Sous-vide Steak
I experimented with sous-vide market steaks. I cooked them to 126F (after vacuum sealing) in the thermal bath and then finished them with about 30 seconds on each side in a hot iron skillet. As usual the steaks were very juicy, but the lack of browning flavors was evident. The searing didn’t fix that.
Alternatives might be to sear the steaks first, change the time and temperature of the searing, or of course to give up and just do steaks the “old-fashioned” way.–David
Assaf replied:
What I do for steaks is the following:
I buy the entire steak (e.g . tenderloin for filet m.) and then clean the gristle which you must do for Sous Vide anyway as the temperature is not high enough to brown it and change the texture. I cut the meat into portioned steaks.

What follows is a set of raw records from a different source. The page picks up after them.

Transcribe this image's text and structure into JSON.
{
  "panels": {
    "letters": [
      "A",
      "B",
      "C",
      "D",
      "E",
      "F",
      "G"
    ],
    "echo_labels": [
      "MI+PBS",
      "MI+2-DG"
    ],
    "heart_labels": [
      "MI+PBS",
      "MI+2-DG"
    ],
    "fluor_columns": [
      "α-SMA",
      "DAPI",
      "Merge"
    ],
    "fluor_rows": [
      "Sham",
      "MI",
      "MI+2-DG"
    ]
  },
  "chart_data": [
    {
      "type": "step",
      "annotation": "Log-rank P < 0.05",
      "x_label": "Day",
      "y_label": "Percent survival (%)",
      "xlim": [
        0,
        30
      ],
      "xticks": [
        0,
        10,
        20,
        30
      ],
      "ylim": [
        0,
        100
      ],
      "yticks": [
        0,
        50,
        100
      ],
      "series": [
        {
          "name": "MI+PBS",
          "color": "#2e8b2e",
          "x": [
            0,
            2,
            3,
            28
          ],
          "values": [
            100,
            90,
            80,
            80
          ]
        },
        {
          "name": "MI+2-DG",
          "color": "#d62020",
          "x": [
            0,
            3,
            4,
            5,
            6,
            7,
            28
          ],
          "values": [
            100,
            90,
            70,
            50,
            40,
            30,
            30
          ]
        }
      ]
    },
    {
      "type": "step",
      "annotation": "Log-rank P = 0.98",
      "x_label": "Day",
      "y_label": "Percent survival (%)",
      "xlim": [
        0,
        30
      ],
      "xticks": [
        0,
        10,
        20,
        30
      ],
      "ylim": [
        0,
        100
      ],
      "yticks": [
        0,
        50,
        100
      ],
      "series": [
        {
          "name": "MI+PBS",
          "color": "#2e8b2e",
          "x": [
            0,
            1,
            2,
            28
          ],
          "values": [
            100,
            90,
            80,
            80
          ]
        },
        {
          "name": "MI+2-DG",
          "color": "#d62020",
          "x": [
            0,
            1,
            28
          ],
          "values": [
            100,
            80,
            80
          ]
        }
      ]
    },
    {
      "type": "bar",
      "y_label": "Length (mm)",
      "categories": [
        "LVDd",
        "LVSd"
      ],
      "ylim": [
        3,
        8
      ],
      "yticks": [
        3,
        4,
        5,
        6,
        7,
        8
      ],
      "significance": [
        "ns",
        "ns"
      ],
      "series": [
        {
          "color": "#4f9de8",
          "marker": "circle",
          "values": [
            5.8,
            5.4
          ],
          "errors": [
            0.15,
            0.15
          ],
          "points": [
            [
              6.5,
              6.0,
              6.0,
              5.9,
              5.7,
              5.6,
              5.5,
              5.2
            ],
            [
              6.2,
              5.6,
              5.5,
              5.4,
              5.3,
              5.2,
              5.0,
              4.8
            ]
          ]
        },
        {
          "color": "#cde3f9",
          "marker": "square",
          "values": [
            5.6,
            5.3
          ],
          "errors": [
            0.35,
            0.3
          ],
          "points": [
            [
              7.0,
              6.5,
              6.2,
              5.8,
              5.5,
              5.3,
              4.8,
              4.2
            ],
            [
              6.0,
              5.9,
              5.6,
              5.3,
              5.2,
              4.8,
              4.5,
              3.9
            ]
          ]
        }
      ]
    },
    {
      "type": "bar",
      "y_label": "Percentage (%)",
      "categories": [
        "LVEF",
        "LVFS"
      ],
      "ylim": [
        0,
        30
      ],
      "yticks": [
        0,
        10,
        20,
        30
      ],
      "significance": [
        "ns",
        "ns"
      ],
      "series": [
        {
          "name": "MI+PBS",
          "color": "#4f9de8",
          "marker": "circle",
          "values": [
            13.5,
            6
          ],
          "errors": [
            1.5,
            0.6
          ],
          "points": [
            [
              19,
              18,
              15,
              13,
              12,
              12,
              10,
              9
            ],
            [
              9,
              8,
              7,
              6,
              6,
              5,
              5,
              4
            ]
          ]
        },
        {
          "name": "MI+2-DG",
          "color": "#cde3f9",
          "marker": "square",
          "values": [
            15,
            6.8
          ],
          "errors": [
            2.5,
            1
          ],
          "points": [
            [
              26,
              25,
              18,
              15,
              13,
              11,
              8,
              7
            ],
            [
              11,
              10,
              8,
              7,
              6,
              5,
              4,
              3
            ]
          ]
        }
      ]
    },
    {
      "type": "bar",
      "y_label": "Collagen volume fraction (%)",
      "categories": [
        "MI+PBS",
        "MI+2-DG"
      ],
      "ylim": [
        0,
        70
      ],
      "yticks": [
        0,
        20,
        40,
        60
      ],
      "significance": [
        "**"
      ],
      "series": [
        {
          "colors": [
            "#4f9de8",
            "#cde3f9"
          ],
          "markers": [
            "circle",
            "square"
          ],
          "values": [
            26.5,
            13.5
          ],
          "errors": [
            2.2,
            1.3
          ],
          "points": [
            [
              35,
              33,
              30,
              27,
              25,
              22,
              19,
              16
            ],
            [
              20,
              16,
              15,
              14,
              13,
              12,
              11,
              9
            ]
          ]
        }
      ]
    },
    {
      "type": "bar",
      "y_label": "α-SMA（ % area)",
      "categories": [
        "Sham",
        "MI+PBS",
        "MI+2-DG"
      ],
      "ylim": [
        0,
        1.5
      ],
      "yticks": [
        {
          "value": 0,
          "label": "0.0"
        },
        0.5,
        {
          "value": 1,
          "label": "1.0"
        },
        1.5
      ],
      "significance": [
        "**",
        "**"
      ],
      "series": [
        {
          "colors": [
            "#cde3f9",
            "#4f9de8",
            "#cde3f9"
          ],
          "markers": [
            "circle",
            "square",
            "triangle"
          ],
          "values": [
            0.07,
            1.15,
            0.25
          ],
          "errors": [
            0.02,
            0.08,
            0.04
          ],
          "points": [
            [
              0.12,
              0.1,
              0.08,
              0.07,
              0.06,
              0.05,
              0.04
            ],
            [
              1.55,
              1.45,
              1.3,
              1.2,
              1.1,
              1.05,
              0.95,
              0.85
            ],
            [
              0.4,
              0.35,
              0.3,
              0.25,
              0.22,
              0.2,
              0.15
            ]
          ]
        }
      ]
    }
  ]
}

I do not discard the gristle. Instead, I fry the gristle in it’s own rendered fat in a pan on medium heat and let it brown. I pour a spoon or two of the fat and put some of the browned gristle with each steak I then proceed to vacuum.
March 30, 2008 at 9:29 am. Permalink.
Gordon replied:
I’ve ’sous-vide’d steaks for a couple of years now. What I do is make marinade for my steaks, bring that up to temperature, add the steaks to that, seal whole thing and drop into the hot water bath. Takes about an hour to bring the meat up to 125 degrees. Apologies for an extremely inexact method.
However, I think the most important part is finishing the steaks over VERY hot coals. 30-60 sec sear on either side. If your coals are hot enough, you get your browning, flavor and perfectly medium rare steaks.
April 7, 2008 at 7:29 am. Permalink.